Penurunan tajam penjualan kendaraan bermotor baru dan bekas, terutama menjelang Lebaran 2025 lalu, menjadi indikator utama.
Kondisi ini berpotensi memicu gelombang Pemutusan Hubungan Kerja (PHK) yang masif dan mengancam jutaan pekerja.
Kontribusi industri otomotif terhadap perekonomian Indonesia mencapai hampir 19 persen.
Penurunan pasar kendaraan, baik baru maupun bekas, menunjukkan melemahnya daya beli masyarakat. Konsumen lebih memprioritaskan kebutuhan pokok daripada pembelian kendaraan, baik secara tunai maupun kredit.
Hal ini menjadi sinyal awal resesi ekonomi yang perlu diwaspadai.
Data penjualan yang merosot drastis menunjukkan dampak signifikan terhadap rantai pasok industri otomotif.
Lebih dari 1,5 juta tenaga kerja terlibat dalam industri ini, mulai dari manufaktur, distribusi, hingga penjualan seperti dikutip video.kompas.com, Senin 5 Mei 2025.
Jika tren penurunan berlanjut, PHK massal menjadi ancaman nyata yang akan berdampak luas pada perekonomian nasional.

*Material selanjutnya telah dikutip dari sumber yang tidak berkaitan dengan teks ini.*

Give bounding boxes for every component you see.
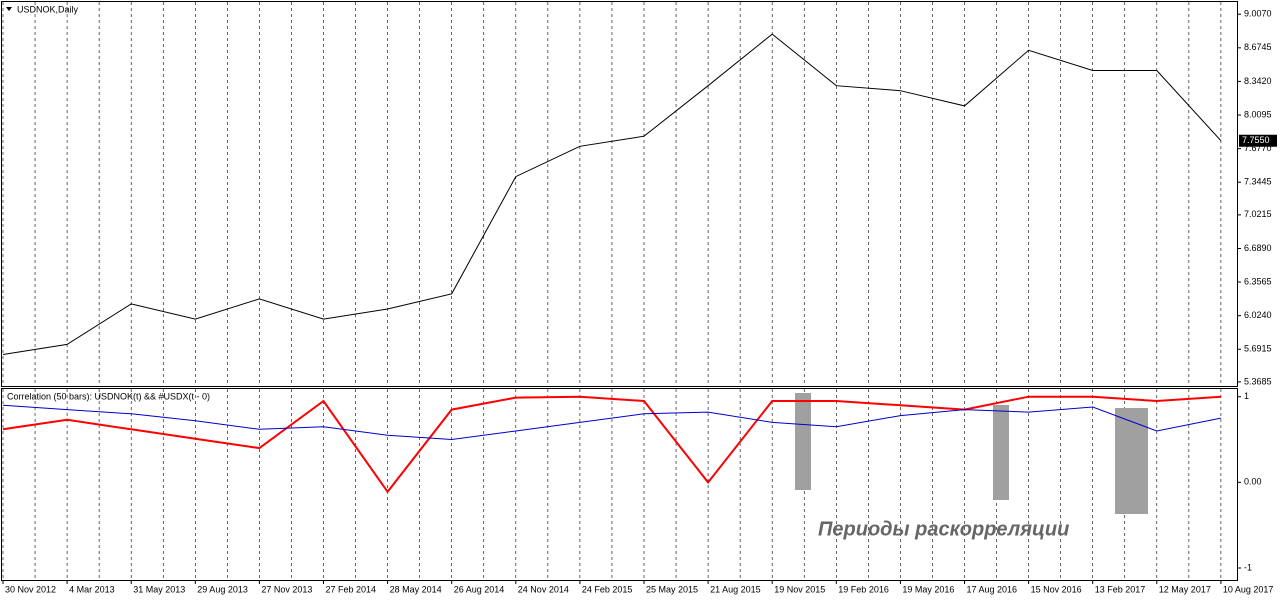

Para ahli ekonomi memprediksi bahwa dampak resesi ini tidak hanya terbatas pada industri otomotif.
Penurunan daya beli akan berdampak pada sektor-sektor lain, menciptakan efek domino yang dapat memperparah situasi ekonomi.
Pemerintah didesak untuk segera mengambil langkah-langkah strategis untuk mengatasi masalah ini, termasuk stimulus ekonomi dan program perlindungan pekerja.
Situasi ini membutuhkan perhatian serius dari seluruh pemangku kepentingan. Perlu adanya kolaborasi antara pemerintah, pelaku industri, dan pekerja untuk menemukan solusi yang efektif dan menyelamatkan industri otomotif Indonesia dari jurang resesi yang lebih dalam.
Kehilangan jutaan lapangan kerja akan berdampak sangat signifikan pada stabilitas sosial dan ekonomi negara.